From the output above, we can see the power is high, which is 0.917. The \(2^{nd}\) dose has the largest average sample size and the highest selection percentage among the five doses. This is because the second dose is much more effective than the placebo, while its toxicity rate is much lower than other effective doses.

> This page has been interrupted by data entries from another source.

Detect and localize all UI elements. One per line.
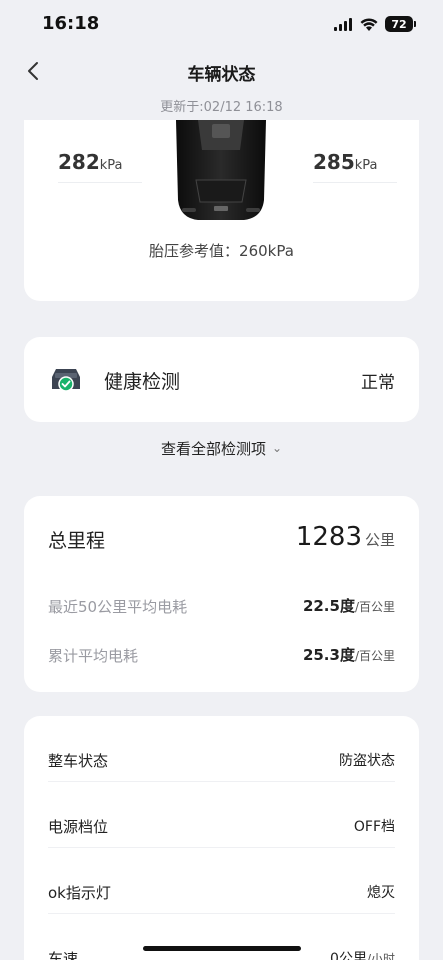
ok-indicator-value: 熄灭 bbox=[367, 885, 395, 901]
speed-number: 0公里 bbox=[330, 951, 367, 960]
view-all-checks-link[interactable]: 查看全部检测项 ⌄ bbox=[0, 438, 443, 459]
status-time: 16:18 bbox=[42, 13, 100, 34]
ok-indicator-label: ok指示灯 bbox=[48, 884, 111, 902]
tire-right-unit: kPa bbox=[354, 158, 378, 173]
tire-left-value: 282 bbox=[58, 150, 100, 174]
view-all-label: 查看全部检测项 bbox=[160, 440, 266, 458]
total-mileage-value: 1283 公里 bbox=[296, 522, 395, 552]
recent-consumption-number: 22.5度 bbox=[302, 597, 355, 615]
cumulative-consumption-value: 25.3度/百公里 bbox=[303, 644, 395, 665]
tire-right-value: 285 bbox=[313, 150, 355, 174]
battery-level: 72 bbox=[391, 17, 407, 31]
tire-pressure-card: 282kPa 285kPa 胎压参考值：260kPa bbox=[24, 120, 419, 301]
updated-time: 更新于:02/12 16:18 bbox=[160, 100, 283, 115]
wifi-icon bbox=[360, 17, 378, 31]
vehicle-state-value: 防盗状态 bbox=[339, 753, 395, 769]
power-mode-value: OFF档 bbox=[353, 819, 395, 835]
mileage-card: 总里程 1283 公里 最近50公里平均电耗 22.5度/百公里 累计平均电耗 2… bbox=[24, 496, 419, 692]
chevron-down-icon: ⌄ bbox=[271, 441, 283, 455]
recent-consumption-label: 最近50公里平均电耗 bbox=[48, 598, 188, 616]
speed-unit: /小时 bbox=[366, 952, 395, 960]
status-row: 车速 0公里/小时 bbox=[48, 914, 395, 960]
vehicle-status-card: 整车状态 防盗状态 电源档位 OFF档 ok指示灯 熄灭 车速 0公里/小时 bbox=[24, 716, 419, 960]
status-icons: 72 bbox=[334, 16, 416, 32]
cumulative-consumption-unit: /百公里 bbox=[354, 649, 395, 663]
car-shield-icon bbox=[52, 369, 80, 392]
cumulative-consumption-number: 25.3度 bbox=[302, 646, 355, 664]
page-title: 车辆状态 bbox=[187, 65, 256, 85]
tire-left-unit: kPa bbox=[99, 158, 123, 173]
tire-reference: 胎压参考值：260kPa bbox=[149, 242, 294, 260]
vehicle-state-label: 整车状态 bbox=[48, 752, 109, 770]
nav-bar: 车辆状态 更新于:02/12 16:18 bbox=[0, 50, 443, 130]
status-row: 整车状态 防盗状态 bbox=[48, 716, 395, 782]
signal-icon bbox=[334, 17, 352, 31]
speed-label: 车速 bbox=[48, 950, 79, 960]
battery-icon: 72 bbox=[385, 16, 416, 32]
cumulative-consumption-label: 累计平均电耗 bbox=[48, 647, 139, 665]
status-bar: 16:18 72 bbox=[0, 0, 443, 50]
total-mileage-number: 1283 bbox=[295, 522, 362, 552]
tire-pressure-left: 282kPa bbox=[58, 150, 142, 183]
home-indicator[interactable] bbox=[143, 946, 301, 951]
power-mode-label: 电源档位 bbox=[48, 818, 109, 836]
health-check-label: 健康检测 bbox=[104, 371, 181, 393]
total-mileage-label: 总里程 bbox=[48, 530, 106, 552]
total-mileage-unit: 公里 bbox=[364, 531, 395, 549]
car-topview-image bbox=[176, 120, 266, 220]
recent-consumption-unit: /百公里 bbox=[354, 600, 395, 614]
health-check-card[interactable]: 健康检测 正常 bbox=[24, 337, 419, 422]
recent-consumption-value: 22.5度/百公里 bbox=[303, 595, 395, 616]
status-row: ok指示灯 熄灭 bbox=[48, 848, 395, 914]
speed-value: 0公里/小时 bbox=[330, 948, 395, 960]
health-status: 正常 bbox=[361, 373, 395, 393]
status-row: 电源档位 OFF档 bbox=[48, 782, 395, 848]
tire-pressure-right: 285kPa bbox=[313, 150, 397, 183]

Example 6: Fixed probability for control arm

This example explores when we set up the control arm as “fixed”, which means in the phase II part with using the BAR algorithm, allocation probability of the control arm will be fixed as \(\frac{1}{K}\), where K indicates total number of arms (including control arm). Here, p.d = c(0.01, 0.6, 0.65, 0.7, 0.8) and control_arm = "fixed"

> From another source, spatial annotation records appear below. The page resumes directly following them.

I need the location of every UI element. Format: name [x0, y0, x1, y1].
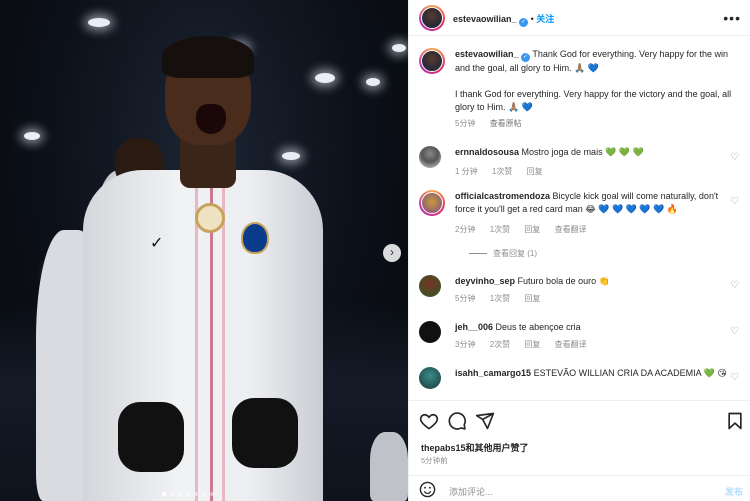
carousel-dot: [194, 492, 198, 496]
comment-time: 5分钟: [455, 294, 476, 303]
heart-icon[interactable]: ♡: [730, 152, 739, 163]
heart-icon[interactable]: ♡: [730, 280, 739, 291]
verified-icon: ✓: [519, 18, 529, 27]
teammate-right: [370, 432, 408, 501]
competition-badge: [195, 203, 225, 233]
jersey-stripe: [195, 185, 198, 501]
comment-time: 3分钟: [455, 340, 476, 349]
player-glove-left: [118, 402, 184, 472]
heart-icon[interactable]: ♡: [730, 372, 739, 383]
verified-icon: ✓: [521, 53, 531, 62]
commenter-avatar[interactable]: [419, 190, 445, 216]
comment-username[interactable]: estevaowilian_: [455, 49, 519, 59]
follow-button[interactable]: 关注: [536, 14, 554, 24]
stadium-light: [24, 132, 40, 140]
bookmark-icon[interactable]: [725, 411, 745, 431]
commenter-avatar[interactable]: [419, 146, 441, 168]
caption-time: 5分钟: [455, 119, 476, 128]
view-original-link[interactable]: 查看原帖: [490, 119, 522, 128]
comment-text: ESTEVÃO WILLIAN CRIA DA ACADEMIA 💚 😘: [533, 368, 727, 378]
comment-text: Deus te abençoe cria: [495, 322, 581, 332]
stadium-light: [366, 78, 380, 86]
player-hair: [162, 36, 254, 78]
comment-item: jeh__006 Deus te abençoe cria 3分钟 2次赞 回复…: [419, 321, 741, 357]
player-glove-right: [232, 398, 298, 468]
post-header: estevaowilian_ ✓ • 关注 •••: [409, 0, 750, 36]
post-side-panel: estevaowilian_ ✓ • 关注 ••• estevaowilian_…: [408, 0, 750, 501]
comment-input[interactable]: 添加评论...: [449, 485, 493, 498]
likes-summary[interactable]: thepabs15和其他用户赞了: [421, 441, 529, 454]
heart-icon[interactable]: [419, 411, 439, 431]
comment-likes[interactable]: 1次赞: [490, 225, 510, 234]
reply-button[interactable]: 回复: [524, 340, 540, 349]
carousel-dot: [202, 492, 206, 496]
comment-likes[interactable]: 2次赞: [490, 340, 510, 349]
commenter-avatar[interactable]: [419, 367, 441, 389]
comment-time: 1 分钟: [455, 167, 478, 176]
carousel-dot: [186, 492, 190, 496]
comment-username[interactable]: isahh_camargo15: [455, 368, 531, 378]
add-comment-bar: 添加评论... 发布: [409, 475, 750, 501]
reply-button[interactable]: 回复: [527, 167, 543, 176]
carousel-dot: [162, 492, 166, 496]
comment-username[interactable]: ernnaldosousa: [455, 147, 519, 157]
caption: estevaowilian_ ✓ Thank God for everythin…: [419, 48, 741, 144]
reply-button[interactable]: 回复: [524, 294, 540, 303]
carousel-dot: [178, 492, 182, 496]
liked-by-users[interactable]: thepabs15: [421, 443, 466, 453]
post-time: 5分钟前: [421, 456, 448, 465]
brand-logo: ✓: [150, 235, 164, 252]
post-photo[interactable]: ✓ ›: [0, 0, 408, 501]
comments-list[interactable]: estevaowilian_ ✓ Thank God for everythin…: [409, 36, 750, 400]
replies-divider: [469, 253, 487, 255]
comment-icon[interactable]: [447, 411, 467, 431]
translate-link[interactable]: 查看翻译: [555, 340, 587, 349]
comment-item: deyvinho_sep Futuro bola de ouro 👏 5分钟 1…: [419, 275, 741, 311]
view-replies-link[interactable]: 查看回复 (1): [493, 249, 537, 258]
post-comment-button[interactable]: 发布: [725, 485, 743, 498]
author-avatar[interactable]: [419, 48, 445, 74]
emoji-icon[interactable]: [419, 481, 436, 498]
translate-link[interactable]: 查看翻译: [555, 225, 587, 234]
comment-time: 2分钟: [455, 225, 476, 234]
comment-item: isahh_camargo15 ESTEVÃO WILLIAN CRIA DA …: [419, 367, 741, 400]
carousel-dots: [162, 492, 214, 496]
carousel-dot: [170, 492, 174, 496]
comment-likes[interactable]: 1次赞: [492, 167, 512, 176]
share-icon[interactable]: [475, 411, 495, 431]
comment-username[interactable]: deyvinho_sep: [455, 276, 515, 286]
comment-likes[interactable]: 1次赞: [490, 294, 510, 303]
stadium-light: [88, 18, 110, 27]
comment-text: Futuro bola de ouro 👏: [517, 276, 610, 286]
comment-text: Mostro joga de mais 💚 💚 💚: [521, 147, 644, 157]
stadium-light: [282, 152, 300, 160]
stadium-light: [315, 73, 335, 83]
comment-username[interactable]: officialcastromendoza: [455, 191, 550, 201]
author-username[interactable]: estevaowilian_: [453, 14, 517, 24]
club-crest: [241, 222, 269, 254]
comment-item: officialcastromendoza Bicycle kick goal …: [419, 190, 741, 270]
comment-username[interactable]: jeh__006: [455, 322, 493, 332]
author-avatar[interactable]: [419, 5, 445, 31]
commenter-avatar[interactable]: [419, 321, 441, 343]
liked-by-suffix[interactable]: 和其他用户赞了: [466, 443, 529, 453]
jersey-stripe: [222, 185, 225, 501]
caption-translation: I thank God for everything. Very happy f…: [455, 89, 732, 112]
post-actions: thepabs15和其他用户赞了 5分钟前: [409, 400, 750, 470]
comment-item: ernnaldosousa Mostro joga de mais 💚 💚 💚 …: [419, 146, 741, 182]
more-options-icon[interactable]: •••: [723, 10, 741, 26]
heart-icon[interactable]: ♡: [730, 326, 739, 337]
chevron-right-icon[interactable]: ›: [383, 244, 401, 262]
player-mouth: [196, 104, 226, 134]
heart-icon[interactable]: ♡: [730, 196, 739, 207]
carousel-dot: [210, 492, 214, 496]
commenter-avatar[interactable]: [419, 275, 441, 297]
stadium-light: [392, 44, 406, 52]
reply-button[interactable]: 回复: [524, 225, 540, 234]
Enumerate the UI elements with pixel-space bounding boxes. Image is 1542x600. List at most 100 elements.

SEARS(p.p = 0.2, p.d = c(0.01, 0.6, 0.65, 0.7, 0.8), p.tox = c(0.03, 0.06, 0.12, 0.3, 0.5),
      k1 = 0.95, k2 = 0.8, pi_t = 0.17, pi_e = 0.2, pT = 0.17, csize = 3, csize2 = 3, 
      d.cs = 36, p.cs = 36, phase1_size = 30, n_earlystop = 18, Nsim = 1000, 
      n_catchup = 10, control_arm = "fixed", power_c = 0.5, lower_bound = 0.05, 
      weight1 = 0.5, weight2 = 0.5, seed = 100)
#> $power
#> [1] 0.917
#> 
#> $tot_sampsize_avg
#> [1] 90.747
#> 
#> $dose_sampsize_avg
#> [1]  9.642 28.128 23.742 10.101  2.508
#> 
#> $placebo_sampsize_avg
#> [1] 16.626
#> 
#> $selection_percentage
#> [1] 0.000 0.509 0.420 0.031 0.001
#> 
#> $tox_count_avg
#> [1] 0.291 1.699 2.807 2.902 1.221

We can see from the output above the total sample size on average increases compared to the previous example because of the fixed probability for the control arm in the adaptive randomization period. The rationale behind scenes is because when the allocation probability is fixed for the control arm, it cannot reduce the probability of assigning patients to the ineffective control arm, which leads to the increasing sample size. We can also notice that the average placebo sample size increases in this example as well.

Example 7: Equal randomization in phase II

This example explores the property when we apply an equal randomization in phase II. Here, p.d = c(0.01, 0.6, 0.65, 0.7, 0.8), power_c = 0 and lower_bound = 0

SEARS(p.p = 0.2, p.d = c(0.01, 0.6, 0.65, 0.7, 0.8), p.tox = c(0.03, 0.06, 0.12, 0.3, 0.5),
      k1 = 0.95, k2 = 0.8, pi_t = 0.17, pi_e = 0.2, pT = 0.17, csize = 3, csize2 = 3, 
      d.cs = 36, p.cs = 36, phase1_size = 30, n_earlystop = 18, Nsim = 1000, 
      n_catchup = 10, control_arm = "fixed", power_c = 0, lower_bound = 0, 
      weight1 = 0.5, weight2 = 0.5, seed = 100)
#> $power
#> [1] 0.731
#> 
#> $tot_sampsize_avg
#> [1] 96.042
#> 
#> $dose_sampsize_avg
#> [1] 10.443 33.975 27.282 15.165  3.129
#> 
#> $placebo_sampsize_avg
#> [1] 6.048
#> 
#> $selection_percentage
#> [1] 0.001 0.431 0.303 0.188 0.025
#> 
#> $tox_count_avg
#> [1] 0.314 2.067 1.982 2.092 1.169

Compared to the previous example, the output above shows an increasing total sample size on average when applying equal randomization. The average sample size for each dose also increases while the selection percentage for the optimal dose, which includes the \(2^{nd}\) and the \(3^{rd}\) dose, decreases.